Depositories like NSDL and CDSL offer a solution to these challenges through the freezing and unfreezing of the ISIN (International Securities Identification Number). By freezing the ISIN, a company can prevent the transfer of shares between Demat accounts without board approval. However, this process comes with a cost—ranging from Rs 10,000 to Rs 15,000 per instance—which can add financial strain on companies that need to frequently freeze and unfreeze shares.

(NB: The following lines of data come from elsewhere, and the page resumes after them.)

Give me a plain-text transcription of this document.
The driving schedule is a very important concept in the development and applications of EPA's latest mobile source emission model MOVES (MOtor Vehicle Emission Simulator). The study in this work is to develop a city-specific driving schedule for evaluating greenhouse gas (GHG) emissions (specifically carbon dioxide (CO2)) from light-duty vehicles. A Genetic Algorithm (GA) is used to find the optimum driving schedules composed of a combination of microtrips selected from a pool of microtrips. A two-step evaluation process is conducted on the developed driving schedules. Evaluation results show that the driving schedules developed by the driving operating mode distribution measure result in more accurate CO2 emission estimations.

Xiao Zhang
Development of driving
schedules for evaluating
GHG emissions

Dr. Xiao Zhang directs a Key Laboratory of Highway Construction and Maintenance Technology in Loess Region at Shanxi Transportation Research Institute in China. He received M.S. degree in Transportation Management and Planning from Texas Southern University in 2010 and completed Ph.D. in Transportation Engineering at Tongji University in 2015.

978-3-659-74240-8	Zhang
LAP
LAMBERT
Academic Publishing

Small companies, defined as those with a paid-up capital not exceeding Rs 4 crore and a turnover of up to Rs 40 crore, are exempt from the mandatory Dematerialisation of shares. This exemption does not apply to holding or subsidiary companies, Section 8 companies, or entities governed by special acts. However, small companies may still need to adopt the Demat process in the future to stay competitive. Companies that delay implementation could face challenges in fundraising until the Demat system is in place. For shareholders, the shift to Demat requires opening a Demat account, which may pose hurdles for those unfamiliar with the process. However, with professional guidance, this transition can be managed smoothly.

Transitioning from paper-based securities to Dematerialisation involves adopting new technologies and incurring additional costs, such as opening and maintaining a Demat account. For shareholders accustomed to physical share certificates, this can feel like a loss of security, as they no longer have the physical proof of their share ownership.
However, the long-term benefits outweigh the initial challenges. Demat accounts make corporate actions, fundraising, and securities transfer far more efficient, reducing the potential for errors and disputes.

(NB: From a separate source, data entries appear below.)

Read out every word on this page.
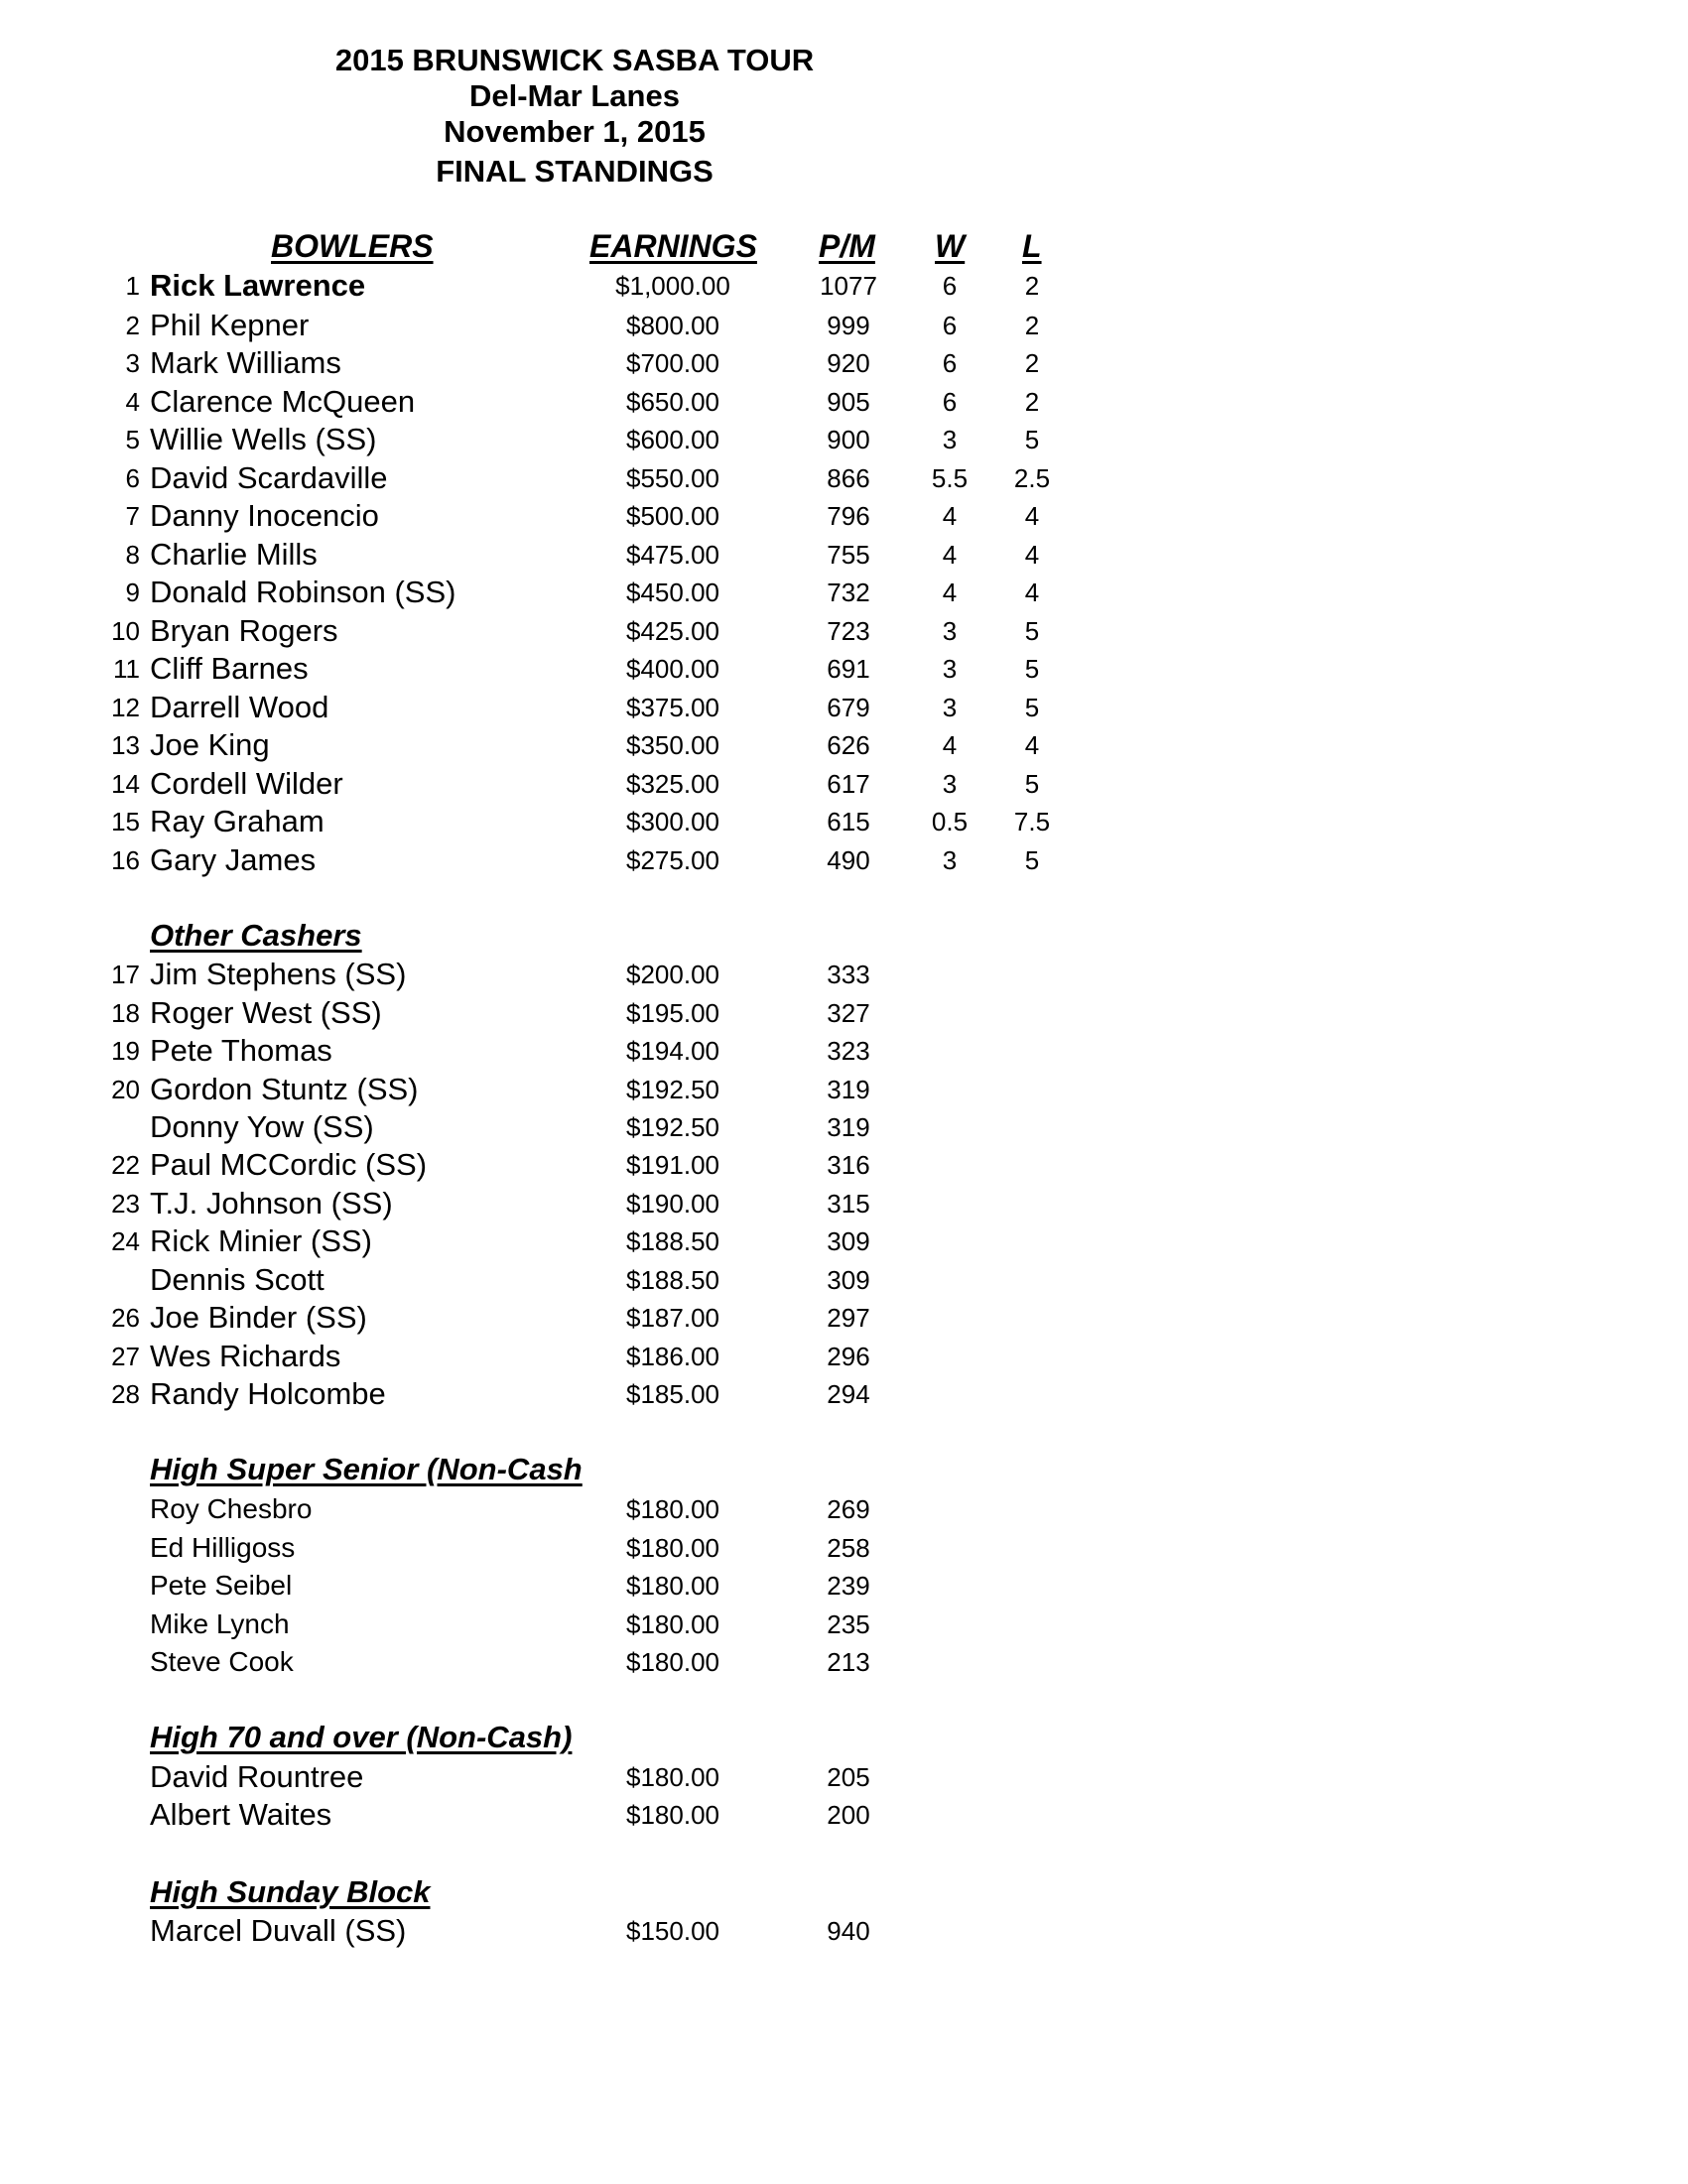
2015 BRUNSWICK SASBA TOUR
Del-Mar Lanes
November 1, 2015
FINAL STANDINGS
BOWLERS	EARNINGS P/M W L
1 Rick Lawrence	$1,000.00	1077	6	2
2 Phil Kepner	$800.00	999	6	2
3 Mark Williams	$700.00	920	6	2
4 Clarence McQueen	$650.00	905	6	2
5 Willie Wells (SS)	$600.00	900	3	5
6 David Scardaville	$550.00	866	5.5	2.5
7 Danny Inocencio	$500.00	796	4	4
8 Charlie Mills	$475.00	755	4	4
9 Donald Robinson (SS)	$450.00	732	4	4
10 Bryan Rogers	$425.00	723	3	5
11 Cliff Barnes	$400.00	691	3	5
12 Darrell Wood	$375.00	679	3	5
13 Joe King	$350.00	626	4	4
14 Cordell Wilder	$325.00	617	3	5
15 Ray Graham	$300.00	615	0.5	7.5
16 Gary James	$275.00	490	3	5
Other Cashers
17 Jim Stephens (SS)	$200.00	333
18 Roger West (SS)	$195.00	327
19 Pete Thomas	$194.00	323
20 Gordon Stuntz (SS)	$192.50	319
Donny Yow (SS)	$192.50	319
22 Paul MCCordic (SS)	$191.00	316
23 T.J. Johnson (SS)	$190.00	315
24 Rick Minier (SS)	$188.50	309
Dennis Scott	$188.50	309
26 Joe Binder (SS)	$187.00	297
27 Wes Richards	$186.00	296
28 Randy Holcombe	$185.00	294
High Super Senior (Non-Cash
Roy Chesbro	$180.00	269
Ed Hilligoss	$180.00	258
Pete Seibel	$180.00	239
Mike Lynch	$180.00	235
Steve Cook	$180.00	213
High 70 and over (Non-Cash)
David Rountree	$180.00	205
Albert Waites	$180.00	200
High Sunday Block
Marcel Duvall (SS)	$150.00	940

While the Demat mandate brings numerous benefits—such as enhanced transparency, easier fundraising, and a more robust corporate environment—it also requires companies to adapt to new processes and technologies. Private companies must navigate the complexities of share transfer regulations and consider the costs of ensuring compliance with the Companies Act. As public expenditure increases and rural economies strengthen, the overall growth trajectory of India’s corporate sector remains promising. However, the Demat mandate will require careful implementation to balance the need for transparency with the operational realities faced by private companies.

In the coming months, as more companies adopt the Demat system, it will be crucial to monitor how this shift impacts India’s corporate ecosystem and whether additional adjustments to the regulations will be necessary.